I leaned against Dom. He’d spent the last two weeks helping me back to health, along with the constant array of nursing staff who were lovely but a little overbearing, in his penthouse. It’d taken me two days to convince the staff he’d hired that I was perfectly able to use the bathroom without assistance.

“I feel okay,” I said, meaning it. “I do need to be back here.”

The black fennel magic Belinda had administered in that warehouse basement had taken a lot out of me, but it had saved my life. I was getting my strength back slowly but surely, and I was finally feeling a few standard deviations away from normal again.

We stood outside of my apartment on the seventh floor, a place I hadn’t stepped foot since Levian and Sebastian had ransacked it. I had no clue what sort of shape it’d be in. Emmy had been living here, but honestly, she’d been spending so much time sleeping on the couch in the penthouse to keep me company that I couldn’t imagine she’d had much time to put our things back in order.

I opened the door on the seventh floor, let myself in, and found Emmy sitting at the kitchen table, a cup of steaming coffee in hand. She looked up and smiled brightly at me.

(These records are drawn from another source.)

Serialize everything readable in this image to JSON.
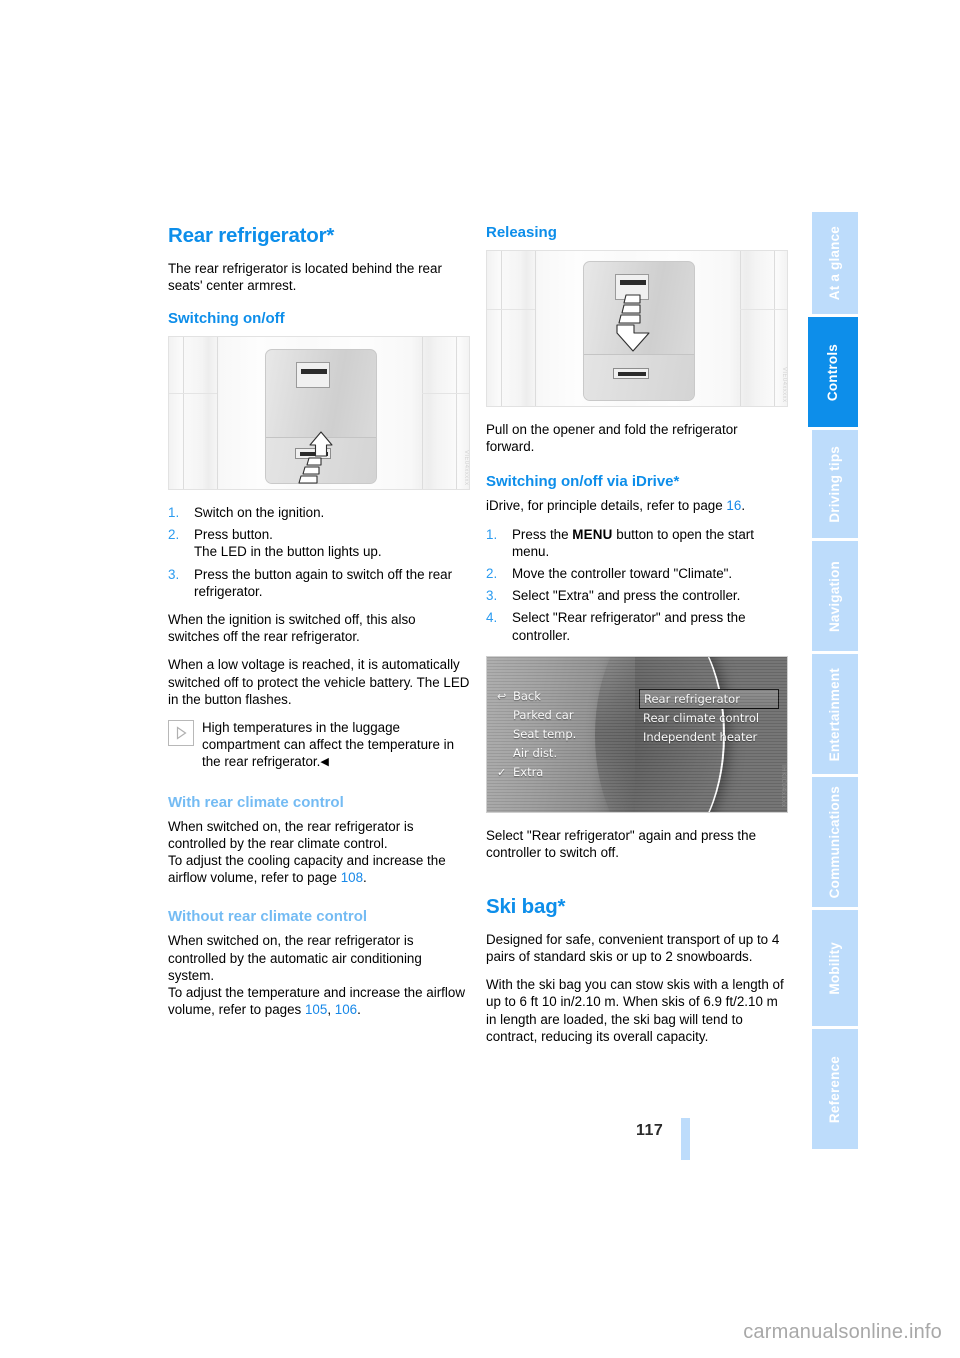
{
  "document": {
    "page_number": "117",
    "watermark": "carmanualsonline.info"
  },
  "tabs": [
    {
      "label": "At a glance",
      "active": false
    },
    {
      "label": "Controls",
      "active": true
    },
    {
      "label": "Driving tips",
      "active": false
    },
    {
      "label": "Navigation",
      "active": false
    },
    {
      "label": "Entertainment",
      "active": false
    },
    {
      "label": "Communications",
      "active": false
    },
    {
      "label": "Mobility",
      "active": false
    },
    {
      "label": "Reference",
      "active": false
    }
  ],
  "colors": {
    "heading_blue": "#0d8eea",
    "subheading_light_blue": "#74bbf3",
    "tab_inactive": "#bddcfb",
    "tab_active": "#0d8eea",
    "page_ref_link": "#1788e8"
  },
  "left_column": {
    "title": "Rear refrigerator*",
    "intro": "The rear refrigerator is located behind the rear seats' center armrest.",
    "switching_heading": "Switching on/off",
    "figure_code": "VIE04xxxxx",
    "steps": [
      {
        "num": "1.",
        "text": "Switch on the ignition."
      },
      {
        "num": "2.",
        "text": "Press button.\nThe LED in the button lights up."
      },
      {
        "num": "3.",
        "text": "Press the button again to switch off the rear refrigerator."
      }
    ],
    "para_ignition_off": "When the ignition is switched off, this also switches off the rear refrigerator.",
    "para_low_voltage": "When a low voltage is reached, it is automatically switched off to protect the vehicle battery. The LED in the button flashes.",
    "notice": {
      "icon": "notice-triangle-icon",
      "text": "High temperatures in the luggage compartment can affect the temperature in the rear refrigerator.",
      "end_mark": "◀"
    },
    "with_climate": {
      "heading": "With rear climate control",
      "para1": "When switched on, the rear refrigerator is controlled by the rear climate control.",
      "para2_pre": "To adjust the cooling capacity and increase the airflow volume, refer to page ",
      "para2_ref": "108",
      "para2_post": "."
    },
    "without_climate": {
      "heading": "Without rear climate control",
      "para1": "When switched on, the rear refrigerator is controlled by the automatic air conditioning system.",
      "para2_pre": "To adjust the temperature and increase the airflow volume, refer to pages ",
      "para2_ref1": "105",
      "para2_mid": ", ",
      "para2_ref2": "106",
      "para2_post": "."
    }
  },
  "right_column": {
    "releasing_heading": "Releasing",
    "releasing_figure_code": "VIE04xxxxx",
    "releasing_text": "Pull on the opener and fold the refrigerator forward.",
    "idrive_heading": "Switching on/off via iDrive*",
    "idrive_intro_pre": "iDrive, for principle details, refer to page ",
    "idrive_intro_ref": "16",
    "idrive_intro_post": ".",
    "idrive_steps": [
      {
        "num": "1.",
        "pre": "Press the ",
        "bold": "MENU",
        "post": " button to open the start menu."
      },
      {
        "num": "2.",
        "pre": "Move the controller toward \"Climate\".",
        "bold": "",
        "post": ""
      },
      {
        "num": "3.",
        "pre": "Select \"Extra\" and press the controller.",
        "bold": "",
        "post": ""
      },
      {
        "num": "4.",
        "pre": "Select \"Rear refrigerator\" and press the controller.",
        "bold": "",
        "post": ""
      }
    ],
    "idrive_screen": {
      "figure_code": "IHKIC04xxxx",
      "left_menu": [
        {
          "label": "Back",
          "glyph": "↩",
          "checked": false
        },
        {
          "label": "Parked car",
          "glyph": "",
          "checked": false
        },
        {
          "label": "Seat temp.",
          "glyph": "",
          "checked": false
        },
        {
          "label": "Air dist.",
          "glyph": "",
          "checked": false
        },
        {
          "label": "Extra",
          "glyph": "✓",
          "checked": true
        }
      ],
      "right_menu": [
        {
          "label": "Rear refrigerator",
          "selected": true
        },
        {
          "label": "Rear climate control",
          "selected": false
        },
        {
          "label": "Independent heater",
          "selected": false
        }
      ]
    },
    "idrive_switch_off": "Select \"Rear refrigerator\" again and press the controller to switch off.",
    "ski_bag": {
      "title": "Ski bag*",
      "para1": "Designed for safe, convenient transport of up to 4 pairs of standard skis or up to 2 snowboards.",
      "para2": "With the ski bag you can stow skis with a length of up to 6 ft 10 in/2.10 m. When skis of 6.9 ft/2.10 m in length are loaded, the ski bag will tend to contract, reducing its overall capacity."
    }
  }
}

“I made coffee! Dom said you’d be back today.” Emmy waved her hand at a mug. “Welcome home. You know, temporarily.”

I blinked. My apartment was just as I’d left it, except better.

At first glance, I wondered if I’d made up the home invasion. My plants were all in their proper places looking healthier than ever. Then, I started to isolate some of the details that informed me indeed, I hadn’t imagined anything.

Some of my plants had been potted into new homes, probably because their old pots had been broken. Books had been placed back on their proper shelves, but some of the covers looked too new and too shiny to be the same copies I’d had before. Picture frames had been replaced with nicer versions, lamps were all bright and unbroken, and there wasn’t a shard of stray glass on the floor.

“You did all this?” I said to Emmy. “You should’ve waited—”

“I didn’t lift a finger,” Emmy corrected. “This man here handled everything.” She nodded at Dom with a new fondness. “He even had the Society of Magical Sciences come in and replace all of my lab equipment with the best in the industry.”

“My plants?” I turned to Dom.

“I had a few gardeners from Le Jardín pop over and work their magic,” Dom muttered. “Just so you didn’t have to worry about it.”

“It’s too much. It’s perfect.”

Dom cleared his throat. “On that note, about the sale of the building...”

“Dom—”

“Wait.” He took a breath. “I’ve put it on pause for now. Extenuating circumstances.”